Incorrect url in SFT prompt_dialogue dataset

Open maw501 opened this issue 3 years ago • 6 comments

As mentioned in #1368 the url to the prompt_dialogue dataset is broken. AFAICT the new url is here so we just need to change the link and check we can load the data using the new link(s).

maw501 avatar Feb 20 '23 17:02 maw501

Hi! I am new here and would like to contribute, can I be assigned this issue?

bethanyconnolly avatar Feb 20 '23 17:02 bethanyconnolly

Hi, the links for the datasets were not only wrong but the datasets had been deleted. I have retrieved them through the commit history and I would like to upload them as datasets to the Open-Assistant organisation on HuggingFace to avoid this issue in future. Please can someone approve my request to join on HuggingFace?

bethanyconnolly avatar Feb 21 '23 15:02 bethanyconnolly

Hi, the links for the datasets were not only wrong but the datasets had been deleted. I have retrieved them through the commit history and I would like to upload them as datasets to the Open-Assistant organisation on HuggingFace to avoid this issue in future. Please can someone approve my request to join on HuggingFace?

I am not sure who is in charge of the HF org. Maybe one of the ML leads @sanagno @theblackcat102?

olliestanley avatar Feb 21 '23 23:02 olliestanley

The incorrect url datasets will be removed in the PR#1793

theblackcat102 avatar Feb 22 '23 03:02 theblackcat102

The incorrect url datasets will be removed in the PR#1793

So we don't need these datasets at all any more and we can close this issue?
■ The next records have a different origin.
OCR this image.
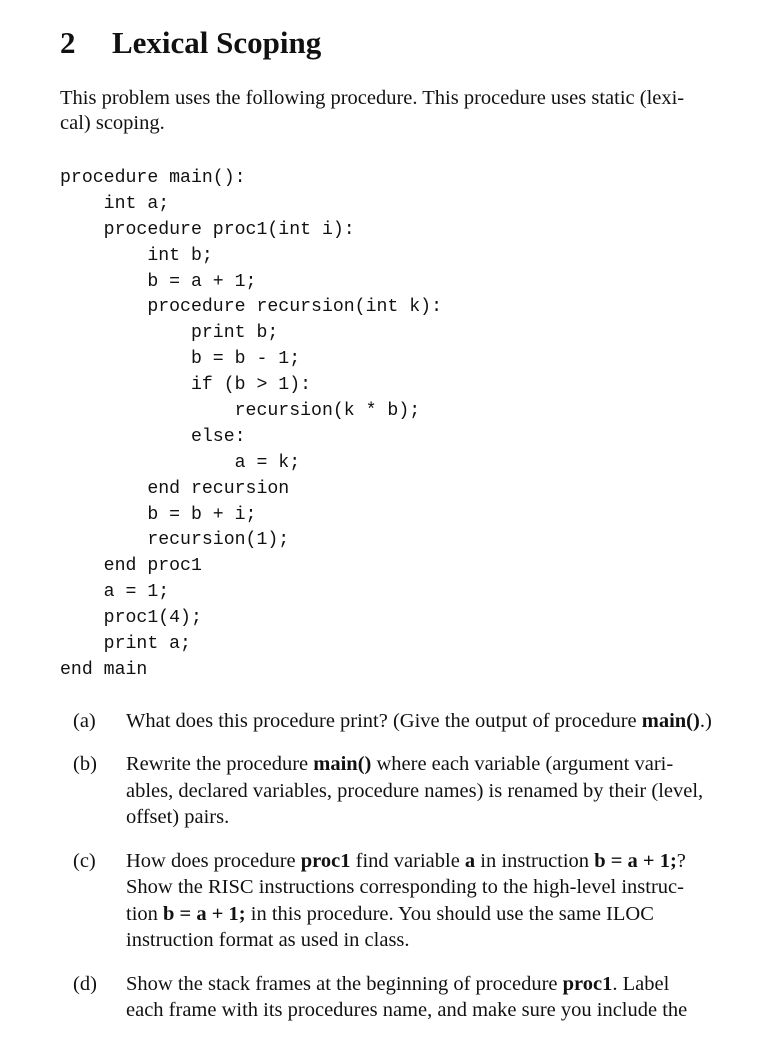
2 Lexical Scoping
This problem uses the following procedure. This procedure uses static (lexi-
cal) scoping.
procedure main():
int a;
procedure proc1(int i):
int b;
b = a + 1;
procedure recursion(int k):
print b;
b = b - 1;
if (b > 1):
recursion(k * b);
else:
a = k;
end recursion
b = b + i;
recursion(1);
end proc1
a = 1;
proc1(4);
print a;
end main
(a) What does this procedure print? (Give the output of procedure main().)
(b) Rewrite the procedure main() where each variable (argument vari-
ables, declared variables, procedure names) is renamed by their (level,
offset) pairs.
(c) How does procedure proc1 find variable a in instruction b = a + 1;?
Show the RISC instructions corresponding to the high-level instruc-
tion b = a + 1; in this procedure. You should use the same ILOC
instruction format as used in class.
(d) Show the stack frames at the beginning of procedure proc1. Label
each frame with its procedures name, and make sure you include the
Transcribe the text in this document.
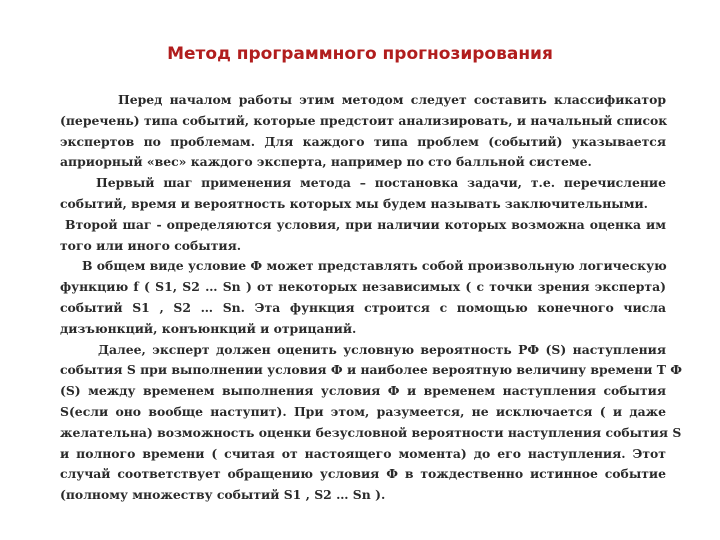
Метод программного прогнозирования
Перед началом работы этим методом следует составить классификатор
(перечень) типа событий, которые предстоит анализировать, и начальный список
экспертов по проблемам. Для каждого типа проблем (событий) указывается
априорный «вес» каждого эксперта, например по сто балльной системе.
Первый шаг применения метода – постановка задачи, т.е. перечисление
событий, время и вероятность которых мы будем называть заключительными.
Второй шаг - определяются условия, при наличии которых возможна оценка им
того или иного события.
В общем виде условие Ф может представлять собой произвольную логическую
функцию f ( S1, S2 … Sn ) от некоторых независимых ( с точки зрения эксперта)
событий S1 , S2 … Sn. Эта функция строится с помощью конечного числа
дизъюнкций, конъюнкций и отрицаний.
Далее, эксперт должен оценить условную вероятность PФ (S) наступления
события S при выполнении условия Ф и наиболее вероятную величину времени T Ф
(S) между временем выполнения условия Ф и временем наступления события
S(если оно вообще наступит). При этом, разумеется, не исключается ( и даже
желательна) возможность оценки безусловной вероятности наступления события S
и полного времени ( считая от настоящего момента) до его наступления. Этот
случай соответствует обращению условия Ф в тождественно истинное событие
(полному множеству событий S1 , S2 … Sn ).
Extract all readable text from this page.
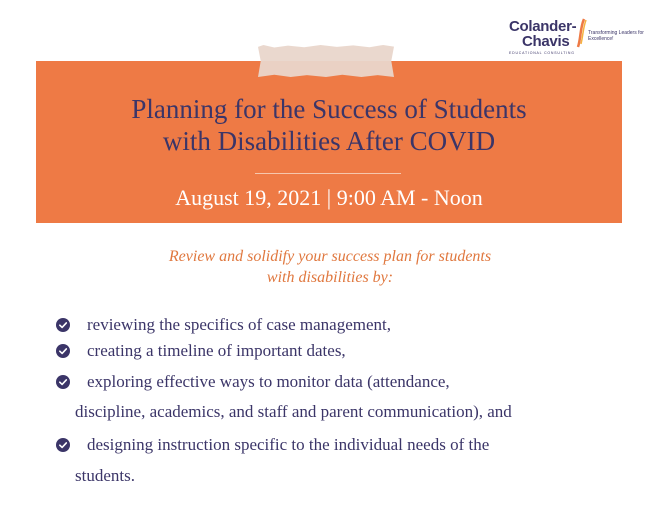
Colander-
Chavis
EDUCATIONAL CONSULTING
Transforming Leaders for Excellence!
Planning for the Success of Students
with Disabilities After COVID
August 19, 2021 | 9:00 AM - Noon
Review and solidify your success plan for students
with disabilities by:
reviewing the specifics of case management,
creating a timeline of important dates,
exploring effective ways to monitor data (attendance,
discipline, academics, and staff and parent communication), and
designing instruction specific to the individual needs of the
students.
bethanyconnolly avatar Feb 23 '23 12:02 bethanyconnolly

Rallio moved his data here: https://github.com/LAION-AI/Open-Instruction-Generalist/tree/main/small_instruction_set

Now it's an official LAION-AI dataset. We can pull from here as you wish and have his blessing as well :) @theblackcat102

huu4ontocord avatar Feb 24 '23 06:02 huu4ontocord

The incorrect url datasets will be removed in the PR#1793 We can close this issue because the code containing the urls is removed in the above PR.

bethanyconnolly avatar Feb 27 '23 16:02 bethanyconnolly